Ingresó Rory McIlroy, el nativo de Holywood de 36 años cuyos actos heroicos en la Ryder Cup (obtener marca de 4-0-0, incluido un gol decisivo en individuales sobre Xander Schauffele) ya lo habían convertido en una leyenda. Momentos después de la sesión informativa, McIlroy, recién salido de una ronda de práctica en Dubai preparándose para el Campeonato Mundial DP World Tour, publicó en X una obra maestra de 12 palabras de ingenio y acero: “¿Presión de una sala de sesiones informativas? Intente ganar majors bajo fuego real; manténgase en su carril”. La respuesta, entregada con una calma imperturbable, cambió las tornas en un instante. Los fanáticos se manifestaron en masa, inundando sus menciones con #RoryRules y memes del error de Leavitt editados en una pelota de golf en un obstáculo. “Rory no solo respondió: ¡hizo birdie en la controversia!” exclamó una publicación viral, capturando el sentimiento de millones.

La comunidad del golf se movilizó rápidamente. El comisionado del PGA Tour, Jay Monahan, calificó las amenazas de Leavitt de “inapropiadas y divisivas”, mientras que el jefe del Tour Europeo, Keith Pelley, añadió: “Rory encarna el espíritu del juego: intocable”. Compañeros de equipo como Shane Lowry tuitearon: “Ese es nuestro capitán, tan genial como siempre. Leavitt, swing y un fallo”. La reacción traspasó las líneas partidistas, y el senador republicano Mitt Romney afirmó: “Palabras como esa no tienen cabida en Estados Unidos; Rory es un acto de clase”. La oficina de Leavitt se apresuró a controlar los daños y emitió una declaración poco convincente: “Los comentarios de la secretaria de prensa fueron sacados de contexto; ella respeta a todos los atletas”. Pero el daño ya estaba hecho, y los pedidos de su renuncia ganaron fuerza bajo #FireLeavitt.

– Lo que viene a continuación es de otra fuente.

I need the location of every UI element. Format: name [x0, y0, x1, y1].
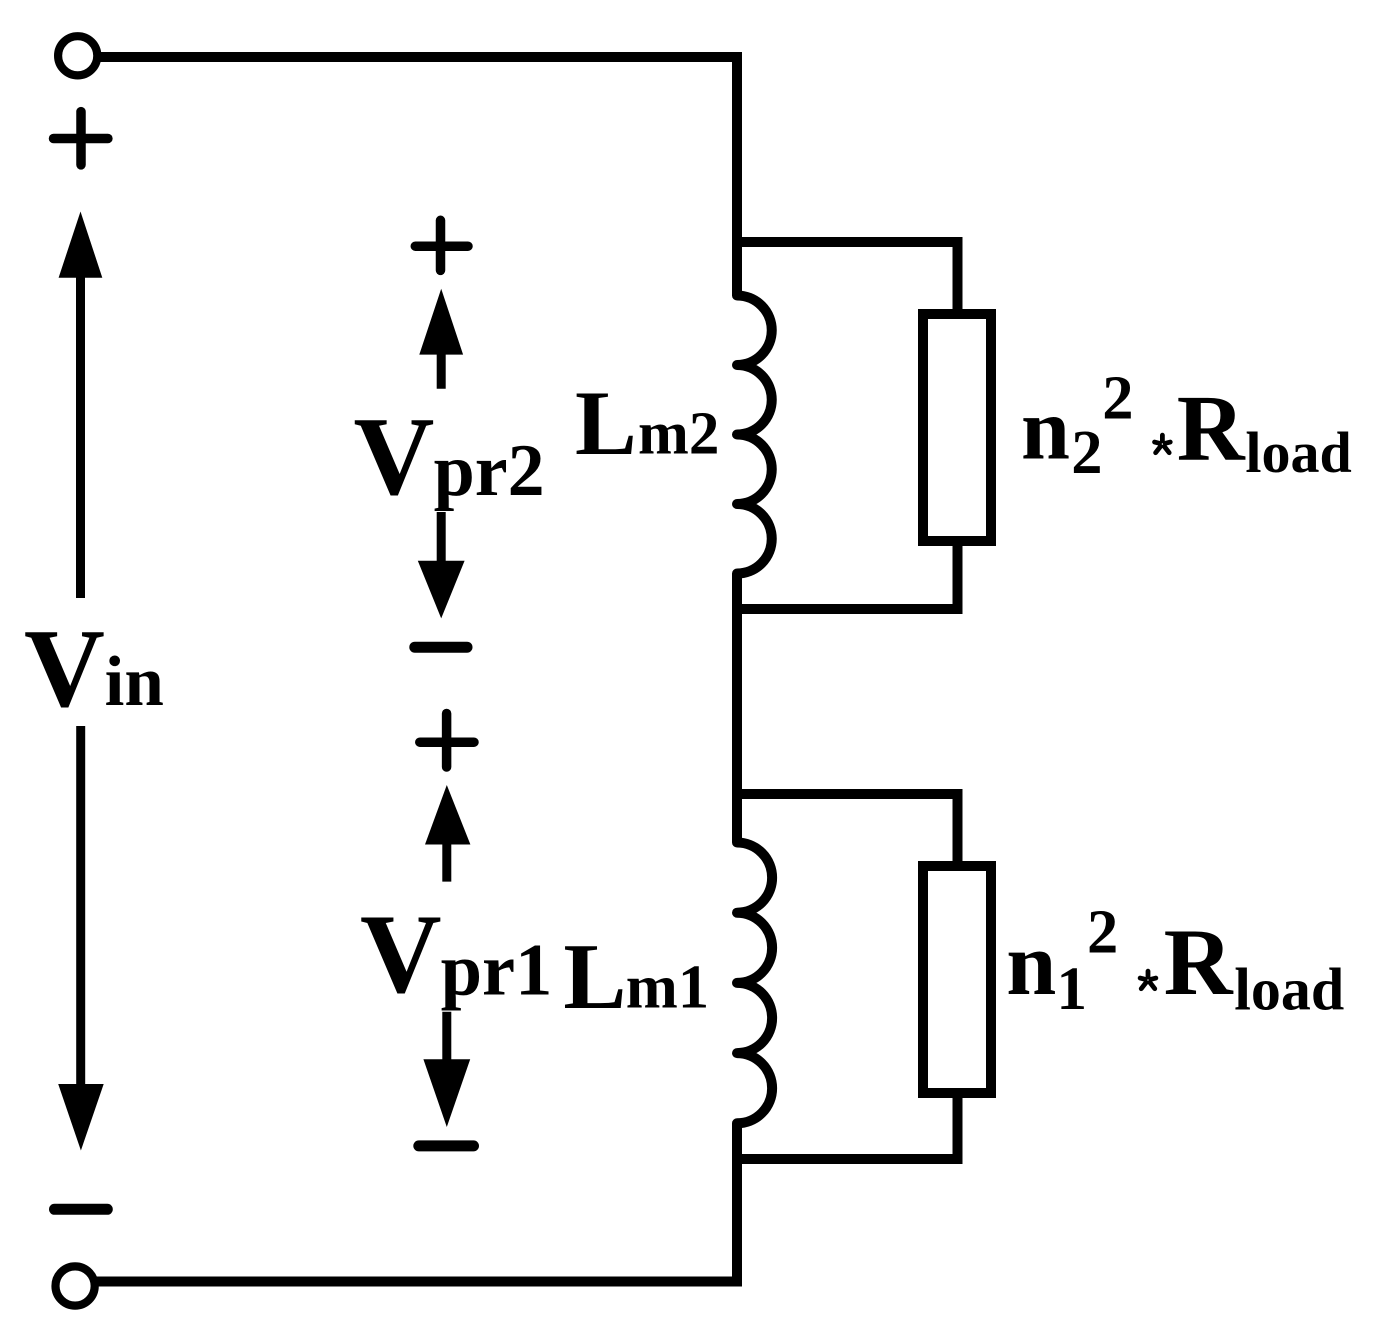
svg-text:R: R [1164, 909, 1234, 1015]
svg-text:V: V [24, 607, 105, 731]
svg-text:load: load [1234, 957, 1344, 1023]
svg-text:V: V [354, 395, 435, 519]
svg-text:2: 2 [1102, 363, 1133, 433]
svg-text:load: load [1245, 420, 1351, 485]
svg-text:L: L [563, 925, 626, 1029]
svg-text:pr1: pr1 [441, 930, 553, 1012]
svg-text:in: in [105, 643, 164, 721]
svg-text:n: n [1006, 915, 1056, 1014]
svg-text:2: 2 [1071, 417, 1102, 487]
svg-text:n: n [1021, 382, 1070, 479]
svg-text:1: 1 [1057, 956, 1088, 1023]
svg-text:V: V [360, 892, 442, 1017]
svg-text:L: L [575, 373, 637, 475]
svg-text:m1: m1 [626, 952, 709, 1022]
svg-text:m2: m2 [638, 401, 719, 468]
svg-text:2: 2 [1087, 897, 1118, 967]
svg-text:R: R [1177, 377, 1246, 481]
svg-text:pr2: pr2 [434, 430, 545, 512]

El aplomo de McIlroy brilla más en medio de la tormenta. En la cima del ranking mundial con tres victorias en 2025, incluido el Campeonato Wells Fargo, no es ajeno a la presión, desde su angustia en el Masters de 2011 hasta los debates de identidad impulsados por el Brexit como un orgulloso norirlandés. “El golf une, no divide”, dijo más tarde a Sky Sports con voz firme. “Dejaré que mis clubes hablen”. Los fanáticos elogian su resiliencia, con un hilo en X que dice: “Rory convirtió el odio en lo más destacado: una verdadera leyenda”.
A medida que se avecina el Campeonato DP World Tour, el arrebato de Leavitt solo ha amplificado el aura de McIlroy. ¿Su amenaza de “presión”? Es ridículo contra un hombre que ha agotado 72 pies en las mayores. En 12 palabras, Rory McIlroy no se limitó a responder: se apropió de la narrativa y demostró por qué es la fuerza inquebrantable del golf. La indignación hierve a fuego lento, pero ¿la manifestación en torno a Rory? Atronador.